A MONSTER CALLS
Published May 2011
Patrick Ness's award-winning Chaos Walking trilogy furnished his first Carnegie Medal. The Knife of Never Letting Go, the first book in the trilogy, was published by Walker Books in 2008 but it was the final book, Monsters of Men, which won the Carnegie Medal.
Shortly after completing the Chaos Walking trilogy, Ness received a call from his editor at Walker Books asking him if he'd consider completing a novel begun by another author, the late Siobhan Dowd (author of Bog Child, a posthumous Carnegie winner).
Ness's initial reaction was to refuse. He says, "My automatic reaction when I was asked to complete the story was you can't mimic someone else and that to tell a story, you have to be yourself. If you're writing a story for any other reason that telling a good story, you're risking mediocrity. But I eventually agreed because I thought she had left a really good idea and characters, and there was a spark I could feel."

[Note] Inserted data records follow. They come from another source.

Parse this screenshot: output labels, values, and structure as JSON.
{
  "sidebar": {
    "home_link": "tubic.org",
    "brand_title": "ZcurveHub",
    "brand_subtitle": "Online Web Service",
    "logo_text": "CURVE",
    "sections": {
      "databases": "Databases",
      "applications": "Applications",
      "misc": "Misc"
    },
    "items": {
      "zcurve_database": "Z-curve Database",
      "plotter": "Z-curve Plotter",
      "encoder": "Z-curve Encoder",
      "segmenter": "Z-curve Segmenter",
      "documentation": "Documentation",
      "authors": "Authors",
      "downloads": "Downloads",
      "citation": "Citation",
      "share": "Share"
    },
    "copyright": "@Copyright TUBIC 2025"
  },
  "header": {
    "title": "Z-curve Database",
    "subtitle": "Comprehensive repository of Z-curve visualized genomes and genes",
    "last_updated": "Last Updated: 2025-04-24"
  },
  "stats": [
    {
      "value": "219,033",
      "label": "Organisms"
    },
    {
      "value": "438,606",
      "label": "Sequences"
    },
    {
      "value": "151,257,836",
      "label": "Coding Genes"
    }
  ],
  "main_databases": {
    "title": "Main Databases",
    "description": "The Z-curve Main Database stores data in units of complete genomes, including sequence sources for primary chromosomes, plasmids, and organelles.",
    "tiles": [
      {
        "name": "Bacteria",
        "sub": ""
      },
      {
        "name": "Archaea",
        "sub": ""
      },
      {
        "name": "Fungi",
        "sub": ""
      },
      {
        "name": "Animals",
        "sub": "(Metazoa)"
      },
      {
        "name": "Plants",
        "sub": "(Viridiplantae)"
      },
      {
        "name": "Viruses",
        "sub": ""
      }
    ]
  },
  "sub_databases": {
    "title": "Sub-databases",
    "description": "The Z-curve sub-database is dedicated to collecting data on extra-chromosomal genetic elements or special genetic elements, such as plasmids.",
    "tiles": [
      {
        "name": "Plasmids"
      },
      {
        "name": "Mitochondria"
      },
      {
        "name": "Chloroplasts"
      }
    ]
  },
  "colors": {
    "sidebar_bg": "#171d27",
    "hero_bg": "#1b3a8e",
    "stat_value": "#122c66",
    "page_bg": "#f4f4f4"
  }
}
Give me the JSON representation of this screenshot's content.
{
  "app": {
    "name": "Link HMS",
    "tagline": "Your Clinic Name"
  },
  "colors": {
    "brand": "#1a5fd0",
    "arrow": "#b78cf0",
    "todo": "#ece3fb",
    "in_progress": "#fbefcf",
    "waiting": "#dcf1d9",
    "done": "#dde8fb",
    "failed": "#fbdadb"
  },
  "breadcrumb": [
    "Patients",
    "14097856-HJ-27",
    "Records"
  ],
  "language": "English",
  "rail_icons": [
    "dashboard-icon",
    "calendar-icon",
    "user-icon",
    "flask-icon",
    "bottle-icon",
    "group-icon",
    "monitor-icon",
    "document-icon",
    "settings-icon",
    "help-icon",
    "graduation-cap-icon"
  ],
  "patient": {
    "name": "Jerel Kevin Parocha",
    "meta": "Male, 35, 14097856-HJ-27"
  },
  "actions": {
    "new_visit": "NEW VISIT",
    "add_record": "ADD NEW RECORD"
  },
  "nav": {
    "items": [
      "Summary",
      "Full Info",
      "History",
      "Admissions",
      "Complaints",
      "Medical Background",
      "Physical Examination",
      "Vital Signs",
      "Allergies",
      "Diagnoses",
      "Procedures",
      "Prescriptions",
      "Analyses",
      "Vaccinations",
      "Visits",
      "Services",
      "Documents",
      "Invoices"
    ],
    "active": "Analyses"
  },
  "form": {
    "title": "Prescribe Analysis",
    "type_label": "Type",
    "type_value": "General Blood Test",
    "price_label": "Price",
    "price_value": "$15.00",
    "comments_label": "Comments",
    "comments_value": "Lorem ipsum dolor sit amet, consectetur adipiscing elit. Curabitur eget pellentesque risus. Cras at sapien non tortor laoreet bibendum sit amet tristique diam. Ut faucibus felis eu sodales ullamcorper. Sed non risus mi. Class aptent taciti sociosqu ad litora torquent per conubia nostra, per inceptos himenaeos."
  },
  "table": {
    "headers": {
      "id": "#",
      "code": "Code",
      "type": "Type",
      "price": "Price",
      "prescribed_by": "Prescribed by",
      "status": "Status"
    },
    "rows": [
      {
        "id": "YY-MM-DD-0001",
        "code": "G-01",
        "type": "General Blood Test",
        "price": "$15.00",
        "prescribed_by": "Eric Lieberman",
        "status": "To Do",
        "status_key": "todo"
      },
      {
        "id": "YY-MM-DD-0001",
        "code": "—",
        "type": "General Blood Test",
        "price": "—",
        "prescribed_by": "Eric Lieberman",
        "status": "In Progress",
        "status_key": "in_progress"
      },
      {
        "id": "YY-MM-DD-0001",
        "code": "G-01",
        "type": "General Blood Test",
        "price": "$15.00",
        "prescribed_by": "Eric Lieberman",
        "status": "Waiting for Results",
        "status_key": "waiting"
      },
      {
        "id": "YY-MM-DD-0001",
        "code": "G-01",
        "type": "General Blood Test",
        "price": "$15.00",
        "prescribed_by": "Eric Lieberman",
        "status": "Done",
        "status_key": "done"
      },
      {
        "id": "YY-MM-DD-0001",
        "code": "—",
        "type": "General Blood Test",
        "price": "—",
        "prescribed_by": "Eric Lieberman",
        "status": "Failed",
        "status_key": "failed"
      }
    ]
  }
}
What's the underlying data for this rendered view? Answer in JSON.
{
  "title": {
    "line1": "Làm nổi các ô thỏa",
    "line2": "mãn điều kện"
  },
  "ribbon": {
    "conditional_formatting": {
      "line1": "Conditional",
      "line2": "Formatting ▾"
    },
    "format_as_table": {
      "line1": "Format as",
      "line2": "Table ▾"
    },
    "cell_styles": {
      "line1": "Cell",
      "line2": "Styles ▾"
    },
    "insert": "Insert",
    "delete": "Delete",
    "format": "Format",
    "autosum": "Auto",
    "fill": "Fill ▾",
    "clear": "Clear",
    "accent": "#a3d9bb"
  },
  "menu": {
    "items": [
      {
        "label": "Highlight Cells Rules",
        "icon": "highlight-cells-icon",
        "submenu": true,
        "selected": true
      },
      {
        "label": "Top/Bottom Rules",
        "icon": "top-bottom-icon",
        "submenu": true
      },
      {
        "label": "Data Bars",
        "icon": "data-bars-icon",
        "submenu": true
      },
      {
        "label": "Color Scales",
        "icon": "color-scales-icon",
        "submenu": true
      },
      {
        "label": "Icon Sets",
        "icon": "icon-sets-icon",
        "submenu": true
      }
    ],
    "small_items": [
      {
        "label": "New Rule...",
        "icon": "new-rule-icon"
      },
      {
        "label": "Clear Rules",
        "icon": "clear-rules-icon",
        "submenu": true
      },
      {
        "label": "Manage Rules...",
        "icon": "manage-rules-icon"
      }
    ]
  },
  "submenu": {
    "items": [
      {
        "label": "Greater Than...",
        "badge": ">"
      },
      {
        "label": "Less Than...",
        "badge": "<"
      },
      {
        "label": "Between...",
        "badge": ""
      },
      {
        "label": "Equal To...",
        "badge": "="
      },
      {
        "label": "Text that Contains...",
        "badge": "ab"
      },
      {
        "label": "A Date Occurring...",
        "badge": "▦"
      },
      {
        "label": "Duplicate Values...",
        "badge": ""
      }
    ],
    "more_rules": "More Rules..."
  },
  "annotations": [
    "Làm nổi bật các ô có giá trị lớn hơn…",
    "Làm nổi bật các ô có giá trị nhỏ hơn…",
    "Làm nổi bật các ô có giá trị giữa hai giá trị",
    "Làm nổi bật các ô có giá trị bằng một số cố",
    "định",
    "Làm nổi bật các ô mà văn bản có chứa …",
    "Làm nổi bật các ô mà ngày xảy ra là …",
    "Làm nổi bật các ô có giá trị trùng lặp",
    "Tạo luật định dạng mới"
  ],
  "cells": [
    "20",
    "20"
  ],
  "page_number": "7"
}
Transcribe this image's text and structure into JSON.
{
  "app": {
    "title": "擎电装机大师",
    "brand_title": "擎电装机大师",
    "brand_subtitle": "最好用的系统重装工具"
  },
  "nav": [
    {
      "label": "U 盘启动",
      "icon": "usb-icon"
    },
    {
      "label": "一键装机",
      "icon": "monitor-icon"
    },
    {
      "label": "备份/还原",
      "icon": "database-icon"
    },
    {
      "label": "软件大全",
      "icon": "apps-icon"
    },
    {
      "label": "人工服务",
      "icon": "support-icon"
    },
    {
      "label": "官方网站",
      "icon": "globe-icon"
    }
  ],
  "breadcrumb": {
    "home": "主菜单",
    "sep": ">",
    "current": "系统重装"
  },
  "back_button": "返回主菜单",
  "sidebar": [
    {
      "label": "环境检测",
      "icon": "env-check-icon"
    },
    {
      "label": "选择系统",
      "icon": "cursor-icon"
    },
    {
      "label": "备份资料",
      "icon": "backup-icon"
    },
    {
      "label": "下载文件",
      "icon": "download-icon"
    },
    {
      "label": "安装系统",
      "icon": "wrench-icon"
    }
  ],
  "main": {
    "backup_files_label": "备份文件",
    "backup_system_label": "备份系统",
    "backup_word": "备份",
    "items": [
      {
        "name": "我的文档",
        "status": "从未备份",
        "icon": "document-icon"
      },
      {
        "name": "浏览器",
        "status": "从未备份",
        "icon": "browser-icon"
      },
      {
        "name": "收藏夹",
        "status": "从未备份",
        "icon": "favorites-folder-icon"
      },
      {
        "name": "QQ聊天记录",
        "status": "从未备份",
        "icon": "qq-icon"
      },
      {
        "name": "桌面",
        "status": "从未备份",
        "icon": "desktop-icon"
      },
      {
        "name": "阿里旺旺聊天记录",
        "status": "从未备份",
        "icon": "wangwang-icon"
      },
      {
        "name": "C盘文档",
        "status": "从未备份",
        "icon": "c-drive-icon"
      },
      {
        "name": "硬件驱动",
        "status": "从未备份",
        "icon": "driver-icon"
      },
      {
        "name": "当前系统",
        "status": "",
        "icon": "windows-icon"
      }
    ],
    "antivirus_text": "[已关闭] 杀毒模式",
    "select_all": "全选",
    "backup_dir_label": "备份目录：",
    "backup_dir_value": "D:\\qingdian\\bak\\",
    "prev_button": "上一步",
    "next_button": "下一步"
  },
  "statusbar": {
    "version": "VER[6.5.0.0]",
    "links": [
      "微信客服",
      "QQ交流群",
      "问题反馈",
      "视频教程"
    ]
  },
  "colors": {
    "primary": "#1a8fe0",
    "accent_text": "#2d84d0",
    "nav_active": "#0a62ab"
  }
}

As he studied the fragments Dowd had left behind, a new story began to take root, says Ness. "I think all books that succeed do so because they capture a sense of yearning and this was a story that was yearning to be told. It had a real emotional appeal."
Having only her initial ideas for the story was a help rather than a hindrance, he adds. "There was enough of it for me to see what she intended, but I wouldn't have to mimic her story; I only had her early ideas for the story and I could feel my own ideas really beginning to percolate."
Ness's completed novel, A Monster Calls, is the story that Dowd began but never had the time to finish before she died of cancer in 2007, aged just 47. It is about Conor, a 13-year old whose mother is dying of cancer, and his increasing isolation at home and at school. One night, Conor hears someone calling his name and discovers that the yew tree from the top of the hill has come to life and is challenging him to tell his story.
Ness admits that he might seem like a "counter-intuitive choice" to complete a Dowd novel when you compare his Chaos Walking novels with the kinds of books that she wrote. However, he explains, "While our writing may seem stylistically different, we are both reaching for the same thing. It's not about the externals; we are both reaching for the emotion of the story. Dowd wrote about real people with real problems and I felt the same kind of emotional connectedness and a particular wariness of cheap sentiment."
Ness only had the fragments of Dowd's initial ideas to work with. For example, he says, "Dowd had said that the Yew Tree would tell Conor three stories, but not what they were so I could make them up. I love English mythology and for me the yew tree is a kind of Green Man figure in this story.
"Myths come about because we call them, we need them to make sense of the world, and by telling his stories, the Green Man gradually draws Conor into telling his own story, the thing he is most afraid of." As the Green Man tells each story, Conor takes on more of the story-telling role until he becomes the storyteller himself.
Ness also wanted to explore the complexity of the experiences felt by the teenage Conor, who is frightened about what is happening to his mother, and increasingly isolated at school where he is bullied. Conor's confrontation with the school bully helps propel him towards admitting what it is that he is really afraid of.
"I wanted to explore the idea that Conor can feel more than one thing at a time," says Ness. "He has this thing that he feels and won't admit until he is able to share it towards the end of the story. But I wanted to stress that, even if he feels this, it's not all he is.
"People are complicated and it's not what you think but what you do that is important. We are a collection of actions rather than thoughts. I love writing for young adult readers because they are just discovering their complexity and beginning to discover that life is like that."
The book is illustrated by Jim Kay and Ness says he was "blown away" by his illustrations. "The first illustration I saw was of the Green Man leaning against Conor's house at the beginning of the story and I thought he had just nailed everything about it. The Green Man is big and mythic and scary but more in the way of Ted Hughes's Iron Giant than a monster."
Ness never actually got to meet Dowd during her lifetime and wonders what people will make of the novel he completed for her. In writing A Monster Calls, Ness says that his goal "was to write a story that Siobhan Dowd would have liked". He adds, "I hope I have done so. I wouldn't have taken on the challenge unless I felt I could write a real, breathing story. That is the best thing I could give to her."
The book has now become the first ever to win both the Carnegie Medal for literature, and the Kate Greenaway Medal for illustration, awarded to illustrator Jim Kay.